Estudo da UnB mostra motivações e resistências dos dependentes de álcool na busca por serviço especializado.

Foto: Luana Lleras/UnB Agência

Medo de lavagem cerebral, overdose de remédios ou de ficar preso numa clínica são as principais causas apontadas por alcoólatras para não buscarem tratamento contra a doença. Pesquisa do psicólogo Luiz Felipe Castelo Branco revela ainda que a decisão de buscar o tratamento por conta própria só ocorre em situações extremas de solidão, desemprego ou quando os problemas de saúde e familiares se agravam. O estudo é resultado de dissertação defendida no Instituto de Psicologia, da Universidade de Brasília.


O especialista entrevistou nove alcoólatras durante os meses de dezembro de 2008 e janeiro de 2009. Todos atendidos no Centro de Atenção Psicossocial Álcool e outras Drogas (Caps II), entidade ligada à Secretaria de Ação Social do Governo do Distrito Federal e que funciona no Guará. Com idade entre 30 e 51 anos, o grupo apresentava uma peculiaridade: procuraram o tratamento por conta própria. Segundo Luiz, muitos que chegam ao centro são encaminhados pela justiça, colegas de trabalho ou por familiares.


O pesquisador conta que os entrevistados chegaram ao Caps II muito debilitados e depois de perderem referências sociais, como o convívio com a família. No consultório, Luiz buscou valorizar a iniciativa da busca pelo tratamento com as próprias pernas. “Se eu entender os motivos que levam as pessoas a pedirem ajuda, posso oferecer uma melhor adesão e torná-lo mais eficaz”, explica.
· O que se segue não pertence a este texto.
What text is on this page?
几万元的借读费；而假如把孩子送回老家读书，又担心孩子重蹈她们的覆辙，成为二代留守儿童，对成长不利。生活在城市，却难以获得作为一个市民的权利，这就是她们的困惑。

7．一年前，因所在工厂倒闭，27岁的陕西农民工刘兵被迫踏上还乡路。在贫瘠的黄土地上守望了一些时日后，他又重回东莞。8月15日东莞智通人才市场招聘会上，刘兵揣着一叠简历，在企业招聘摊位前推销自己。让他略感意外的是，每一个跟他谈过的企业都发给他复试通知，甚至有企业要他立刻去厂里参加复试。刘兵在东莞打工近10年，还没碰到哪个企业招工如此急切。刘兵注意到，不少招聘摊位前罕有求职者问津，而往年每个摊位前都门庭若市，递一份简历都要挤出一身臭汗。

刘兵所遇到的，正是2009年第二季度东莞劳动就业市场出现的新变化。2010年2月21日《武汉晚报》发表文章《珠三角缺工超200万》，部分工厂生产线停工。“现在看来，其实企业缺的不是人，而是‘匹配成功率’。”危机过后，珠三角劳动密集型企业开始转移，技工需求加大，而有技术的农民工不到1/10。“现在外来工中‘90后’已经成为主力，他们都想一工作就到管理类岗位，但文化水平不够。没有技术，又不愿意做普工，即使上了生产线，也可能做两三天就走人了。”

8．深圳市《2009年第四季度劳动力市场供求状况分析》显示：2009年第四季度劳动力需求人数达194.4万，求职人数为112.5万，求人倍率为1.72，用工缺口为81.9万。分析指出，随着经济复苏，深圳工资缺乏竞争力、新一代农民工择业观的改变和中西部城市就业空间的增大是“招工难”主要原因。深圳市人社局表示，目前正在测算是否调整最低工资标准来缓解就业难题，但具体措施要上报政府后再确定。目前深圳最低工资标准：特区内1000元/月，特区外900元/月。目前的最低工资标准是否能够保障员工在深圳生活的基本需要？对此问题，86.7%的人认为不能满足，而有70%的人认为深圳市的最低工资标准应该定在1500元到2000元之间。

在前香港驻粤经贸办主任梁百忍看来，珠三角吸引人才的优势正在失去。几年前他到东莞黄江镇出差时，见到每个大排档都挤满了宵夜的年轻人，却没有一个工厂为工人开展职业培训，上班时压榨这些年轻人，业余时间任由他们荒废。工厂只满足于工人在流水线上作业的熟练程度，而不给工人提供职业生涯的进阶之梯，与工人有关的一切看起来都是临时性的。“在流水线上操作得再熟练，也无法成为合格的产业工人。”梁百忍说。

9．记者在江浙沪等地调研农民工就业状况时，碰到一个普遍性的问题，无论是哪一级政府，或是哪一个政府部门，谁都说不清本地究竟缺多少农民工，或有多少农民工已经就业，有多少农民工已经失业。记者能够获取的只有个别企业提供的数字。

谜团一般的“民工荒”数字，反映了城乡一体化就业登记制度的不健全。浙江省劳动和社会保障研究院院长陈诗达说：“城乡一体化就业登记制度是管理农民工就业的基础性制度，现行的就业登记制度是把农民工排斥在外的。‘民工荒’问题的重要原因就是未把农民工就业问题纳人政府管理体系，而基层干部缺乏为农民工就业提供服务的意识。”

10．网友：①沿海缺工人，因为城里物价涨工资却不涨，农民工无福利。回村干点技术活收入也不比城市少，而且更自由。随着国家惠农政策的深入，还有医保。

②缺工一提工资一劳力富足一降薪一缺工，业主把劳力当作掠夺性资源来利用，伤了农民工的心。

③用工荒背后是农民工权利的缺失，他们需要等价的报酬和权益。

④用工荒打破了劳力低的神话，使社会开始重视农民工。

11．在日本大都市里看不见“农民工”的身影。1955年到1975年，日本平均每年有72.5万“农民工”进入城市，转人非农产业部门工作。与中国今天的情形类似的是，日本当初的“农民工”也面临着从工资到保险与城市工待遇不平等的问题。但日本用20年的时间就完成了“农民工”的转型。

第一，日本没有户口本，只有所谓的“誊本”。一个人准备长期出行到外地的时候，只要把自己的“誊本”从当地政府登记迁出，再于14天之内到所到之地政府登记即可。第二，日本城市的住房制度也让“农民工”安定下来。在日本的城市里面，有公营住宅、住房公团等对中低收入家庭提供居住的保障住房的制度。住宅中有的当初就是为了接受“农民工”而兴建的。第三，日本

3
A descoberta da imagem equivocada do tratamento ocorre logo na chegada ao centro. “Poucos sabem da reforma psiquiátrica antimanicomial. Eles achavam que ficariam presos, amarrados e loucos. E até tinham razão, porque, antigamente, o tratamento era exclusivamente em regime de internação e medicamentoso”, conta Luiz Felipe sobre a Lei nº 10.216 de 2001. Ao invés de isolar o paciente, comenta o autor da pesquisa, a nova legislação garante o convívio com a família, amigos e os colegas de trabalho.


DIÁLOGO -
Luiz Felipe conta que o tratamento no Caps II, até o final do ano passado, esteve fundamentado em registros que se limitavam a descrever se a pessoa bebeu ou deixou de beber. “Chamou minha atenção que não tinha, no prontuário, a história de vida desses sujeitos, suas angústias e seus problemas”, observa. “Quando uma pessoa fica viciada, significa que alguma coisa em sua vida não anda bem”, defende o pesquisador.

A.S., funcionário público, 43 anos, conta que ficou surpreso quando passou pelo acolhimento no centro. “Pensava que ia lá pegar um remédio e não sentiria mais vontade de beber, mas foi muito mais que isso. Pude falar da minha vida e acabei descobrindo os motivos que me levavam a beber”, conta. O caminho até a sobriedade foi difícil. Desafiou mais de uma vez a sua força de vontade. Durante cinco anos, A.S. ficou internado em uma clínica particular e procurou duas vezes serviços gratuitos.


Agora que está há quase um ano sem beber, ele conta que sente orgulho por estar livre do vício. “Mesmo que eu tenha recaído outras vezes, não desisto. Eu me sinto muito capaz. Sei que vou conseguir, porque já está dando certo esse tratamento”.


SITUAÇÃO DE RISCO –
A assistente social Cláudia Merçon explica que o tratamento na rede pública de atendimento vai além do uso de medicamentos e do controle da abstinência. “Fazemos intervenções para que os pacientes descubram quais são as situações de risco a que eles se expõem. Precisamos entender os motivos que levam esses sujeitos a procurarem as drogas. Existe um contexto importante que não é considerado se o foco for a medicação e a abstinência”, afirma a funcionária do programa de Alcoolismo do Hospital Universitário de Brasília (HUB).


O médico Ricardo Jacarandá, responsável pelo atendimento dos pacientes no programa, ressalta que a internação é uma saída apenas para síndromes de abstinência, pico hipertensivo, alucinações e convulsões. “Quadros mais graves são encaminhados para a internação até que o paciente esteja com a saúde restabelecida. Os demais devem receber outras formas de apoio”, explica. Dados do Ministério da Saúde revelam que cerca de 6% da população brasileira apresenta transtornos psiquiátricos graves decorrentes do uso de álcool e outras drogas.